ROCKMART — When their elections overhaul bill failed to pass earlier this year, Republican lawmakers in Georgia launched a backup plan, calling for a broad review of election laws ahead of next year.
They might end up with something more than they bargained for.
The Blue Ribbon Study Committee on Election Procedures has become a public venue for conservative activists to demand major changes to Georgia elections, such as switching to hand-marked paper ballots, ending no-excuse absentee voting and getting rid of automatic voter registration.
Liberals added their wish list as well, including limits on voter eligibility challenges and an elimination of the State Election Board, though the Republican-run committee is unlikely to adopt their political rivals’ requests.
It’s uncertain where the study committee will land when they propose new laws next year — and whether representatives will be able to ignore the desires of their Republican base.
Credit: Ben Gray for the Atlanta Journal-Constitution
Credit: Ben Gray for the Atlanta Journal-Constitution
“There’s a lot of concern that I have about making sure we don’t get sidetracked,” said state Rep. Victor Anderson, the committee’s vice chairman and chairman of the House Governmental Affairs Committee. “We’re trying to stay as focused as possible on policy and controlled as possible in the interjection of politics.”
Heading into an election year, lawmakers will face intense pressure to pass bills satisfying their loudest and most involved constituents, many of whom remain unsatisfied by Georgia’s broad elections bills from 2021 and 2023 that were supposed to restore voter confidence.
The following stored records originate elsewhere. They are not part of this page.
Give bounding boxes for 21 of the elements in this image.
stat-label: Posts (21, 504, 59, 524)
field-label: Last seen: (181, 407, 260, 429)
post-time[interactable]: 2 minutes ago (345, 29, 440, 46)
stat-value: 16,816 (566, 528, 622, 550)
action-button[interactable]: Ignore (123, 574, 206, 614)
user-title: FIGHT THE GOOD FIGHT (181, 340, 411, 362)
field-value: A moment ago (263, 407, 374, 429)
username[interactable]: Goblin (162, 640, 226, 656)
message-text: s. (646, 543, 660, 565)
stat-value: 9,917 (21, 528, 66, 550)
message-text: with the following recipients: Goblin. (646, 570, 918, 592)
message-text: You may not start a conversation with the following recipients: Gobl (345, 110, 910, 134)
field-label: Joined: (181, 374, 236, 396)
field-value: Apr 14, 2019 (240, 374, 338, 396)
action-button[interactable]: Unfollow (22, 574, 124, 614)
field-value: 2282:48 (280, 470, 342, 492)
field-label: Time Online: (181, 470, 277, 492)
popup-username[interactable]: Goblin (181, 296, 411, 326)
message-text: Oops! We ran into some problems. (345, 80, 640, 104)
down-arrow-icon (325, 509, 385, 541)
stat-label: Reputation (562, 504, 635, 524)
The committee held its second meeting Friday in Polk County, 45 miles northwest of Atlanta. Several conservative voters who spoke at the meeting said they still distrust Georgia’s elections nearly five years since President Donald Trump’s narrow loss in 2020.
“There are a thousand ways to steal our elections, which steal our constitutional republic,” said Mary Beth Bugea, a Catoosa County voter wearing a shirt calling for hand-marked paper ballots. “Make elections great again!”
Sandra Burkhardt of Fulton County told lawmakers Friday she’s convinced that “my legal vote in Georgia does not count and neither does anyone else’s. The machines must go.”
Other speakers have repeated discredited claims of ballot stuffing at State Farm Arena and “illicit” ballots.
Credit: Ben Gray for the Atlanta Journal-Constitution
Credit: Ben Gray for the Atlanta Journal-Constitution
A high-ranking Georgia Republican Party official, Brad Carver, added to the public’s clamor for vast changes on voting machines, absentee voting and voter eligibility challenges. Carver was one of 16 Republicans who attempted to award Georgia’s electoral votes to Trump in 2020.
“This state has made terrific strides since the 2020 election and since the 2018 election,” Carver said during the committee’s first meeting last month in Atlanta. “What I’m pointing out here is there’s still work to be done.”
The debate over election laws in Georgia is similar to many other Republican-led states across the country that have revised their election laws since 2020.
The most pressing issue facing the committee is how to comply with a July 1, 2026, deadline to eliminate computerized QR codes from ballots, as required by a law passed by state legislators last year.
Without a rushed switch from touchscreens to ballots filled out by hand — which don’t include QR codes — election directors told representatives Friday it would be difficult to change the statewide voting system in time. Legislators could delay the deadline, move toward hand-marked paper ballots, or find a different solution.
State Rep. Saira Draper, the only Democrat on the study committee, said its broad scope created an opportunity for activists to push their own agendas.
“What are the issues we are hoping to grapple with?” Draper said. “There’s been a lot of pontificating and generalizations, but there hasn’t been any specificity.”
Lawmakers ultimately will decide how far they want to go.
The study committee meets four more times before issuing its recommendations that could be considered during next year’s legislative session, just in time for the 2026 election season.